A screenshot of No More Room In Hell 2, showing the player being mauled by a zombie from a first-person perspective.
I SAID NO HUGS DAMNIT! | Image credit: Eurogamer/Torn Banner Studios

Among Torn Banner’s various pledges on its early access roadmap (which includes welcome additions such as a new map and more weapons) it lists ‘more zombie types’. Frankly, I think adding a bunch of quirky specialist zombies is more likely to ruin the game than improve it. The whole point of zombies is that they’re not special. In fact, they seem unremarkable right up to the point you realise three of them have turned into three hundred. No More Room in Hell 2 captures this feeling beautifully, and it should focus on refining it rather than adding a zombie that spits acid or whatever.
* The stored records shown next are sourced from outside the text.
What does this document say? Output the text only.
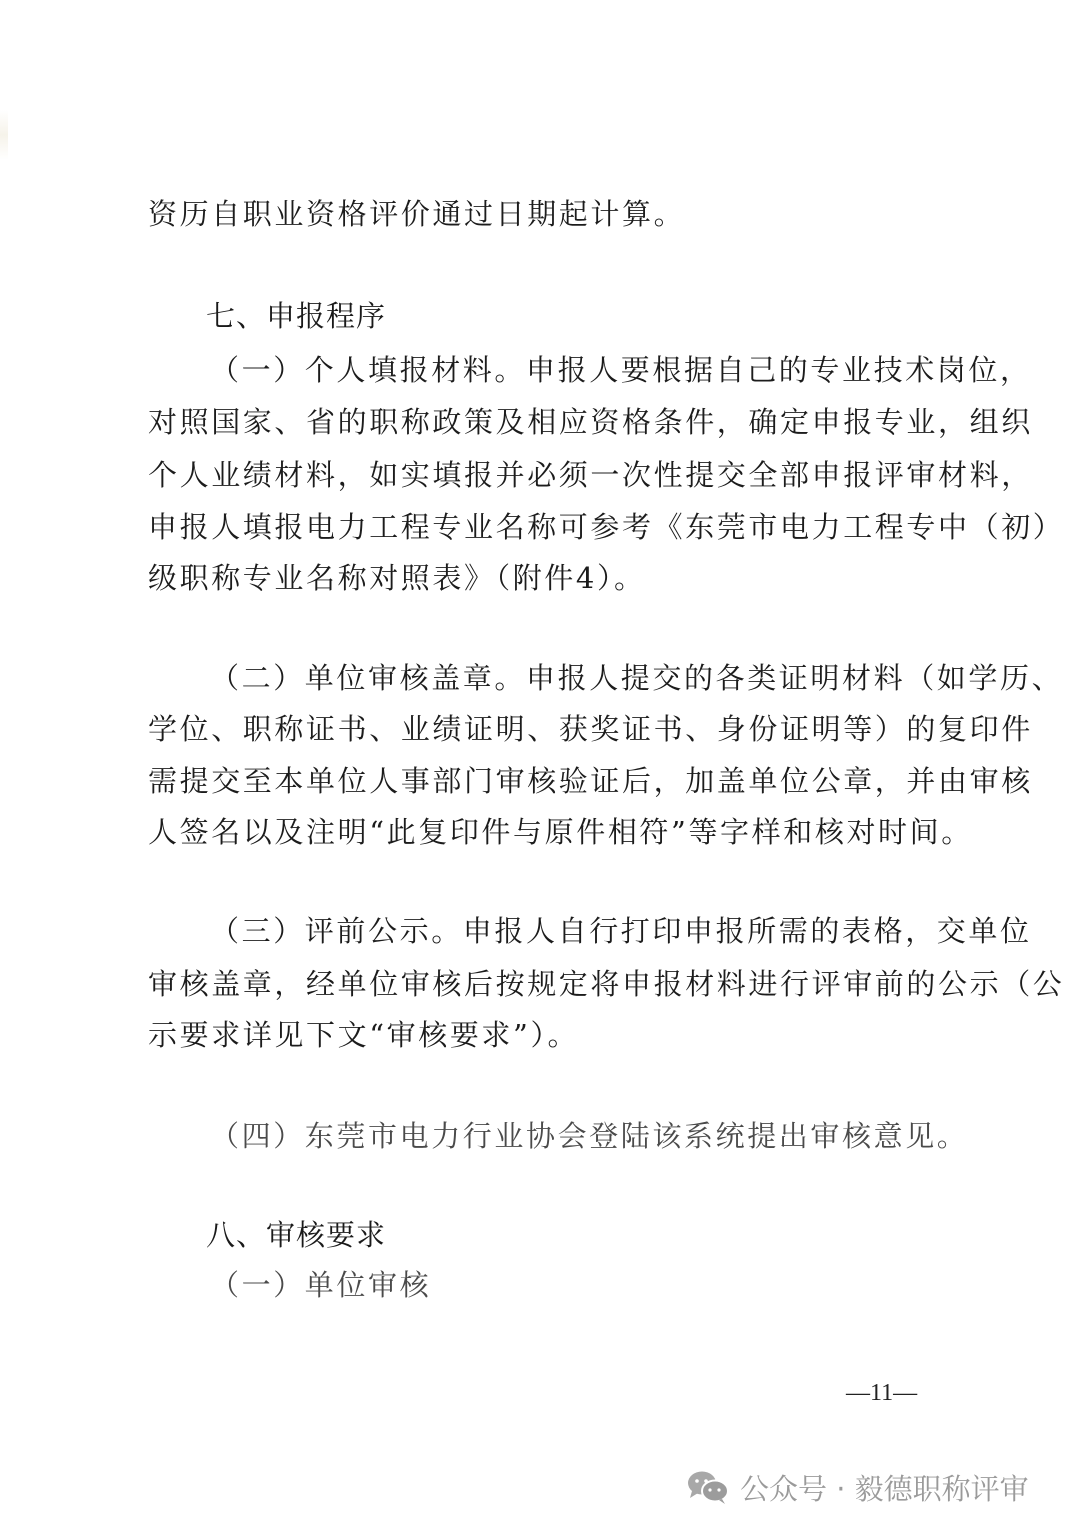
资历自职业资格评价通过日期起计算。
七、申报程序
（一）个人填报材料。申报人要根据自己的专业技术岗位，
对照国家、省的职称政策及相应资格条件，确定申报专业，组织
个人业绩材料，如实填报并必须一次性提交全部申报评审材料，
申报人填报电力工程专业名称可参考《东莞市电力工程专中（初）
级职称专业名称对照表》（附件4）。
（二）单位审核盖章。申报人提交的各类证明材料（如学历、
学位、职称证书、业绩证明、获奖证书、身份证明等）的复印件
需提交至本单位人事部门审核验证后，加盖单位公章，并由审核
人签名以及注明“此复印件与原件相符”等字样和核对时间。
（三）评前公示。申报人自行打印申报所需的表格，交单位
审核盖章，经单位审核后按规定将申报材料进行评审前的公示（公
示要求详见下文“审核要求”）。
（四）东莞市电力行业协会登陆该系统提出审核意见。
八、审核要求
（一）单位审核
—11—
公众号 · 毅德职称评审
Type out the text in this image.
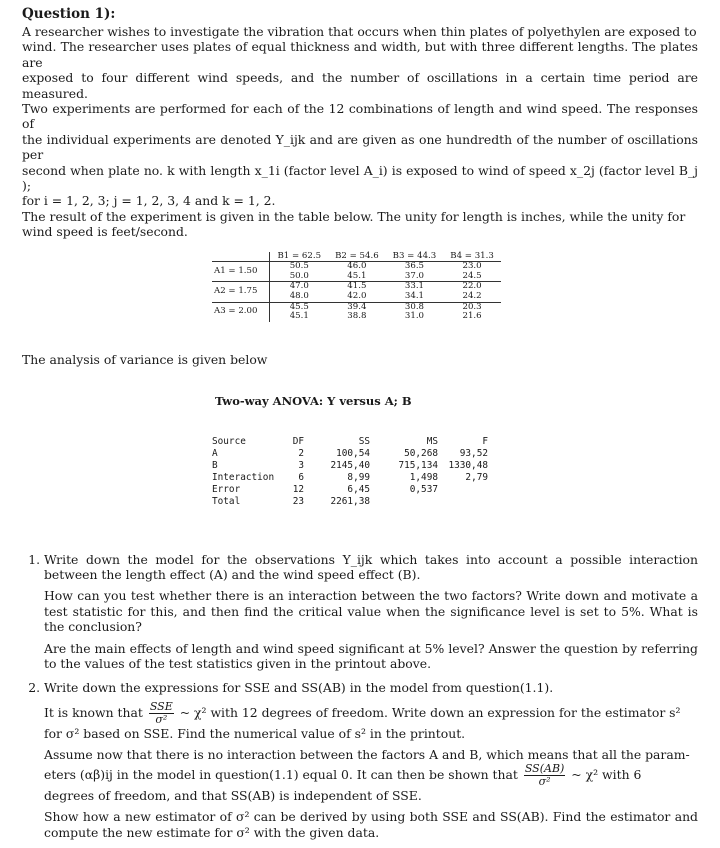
Question 1):

A researcher wishes to investigate the vibration that occurs when thin plates of polyethylen are exposed to
wind. The researcher uses plates of equal thickness and width, but with three different lengths. The plates are
exposed to four different wind speeds, and the number of oscillations in a certain time period are measured.
Two experiments are performed for each of the 12 combinations of length and wind speed. The responses of
the individual experiments are denoted Y_ijk and are given as one hundredth of the number of oscillations per
second when plate no. k with length x_1i (factor level A_i) is exposed to wind of speed x_2j (factor level B_j );
for i = 1, 2, 3; j = 1, 2, 3, 4 and k = 1, 2.
The result of the experiment is given in the table below. The unity for length is inches, while the unity for
wind speed is feet/second.

	B1 = 62.5	B2 = 54.6	B3 = 44.3	B4 = 31.3
A1 = 1.50	50.5	46.0	36.5	23.0
	50.0	45.1	37.0	24.5
A2 = 1.75	47.0	41.5	33.1	22.0
	48.0	42.0	34.1	24.2
A3 = 2.00	45.5	39.4	30.8	20.3
	45.1	38.8	31.0	21.6

The analysis of variance is given below

Two-way ANOVA: Y versus A; B
Source	DF	SS	MS	F
A	2	100,54	50,268	93,52
B	3	2145,40	715,134	1330,48
Interaction	6	8,99	1,498	2,79
Error	12	6,45	0,537	
Total	23	2261,38		

1. Write down the model for the observations Y_ijk which takes into account a possible interaction between the length effect (A) and the wind speed effect (B).

How can you test whether there is an interaction between the two factors? Write down and motivate a test statistic for this, and then find the critical value when the significance level is set to 5%. What is the conclusion?

Are the main effects of length and wind speed significant at 5% level? Answer the question by referring to the values of the test statistics given in the printout above.

2. Write down the expressions for SSE and SS(AB) in the model from question(1.1).

It is known that $\frac{\text{SSE}}{\text{σ²}}$ ~ χ² with 12 degrees of freedom. Write down an expression for the estimator s²
for σ² based on SSE. Find the numerical value of s² in the printout.

Assume now that there is no interaction between the factors A and B, which means that all the param-
eters (αβ)ij in the model in question(1.1) equal 0. It can then be shown that $\frac{SS(AB)}{\text{σ²}}$ ~ χ² with 6
degrees of freedom, and that SS(AB) is independent of SSE.

Show how a new estimator of σ² can be derived by using both SSE and SS(AB). Find the estimator and compute the new estimate for σ² with the given data.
I’m slightly baffled by the drubbing No More Room in Hell 2 has received on Steam. Sure, there are rough edges, from amusing bugs such as zombie hair disappearing when you smack them with a pipe, to more serious issues including the occasional crash. But in structure and tone, it’s comfortably the most engaging zombie game I’ve played since the original Dying Light. It takes the concept seriously, patiently builds its tension, and weaves some interesting social dynamics into the mix. I can understand why some people might glance at Torn Banner’s work and write it off as another zombie game. But if anything, No More Room in Hell 2 is a prime example of why you should never take the undead for granted.

A copy of No More Room in Hell 2 was provided for early access review by Torn Banner Studios.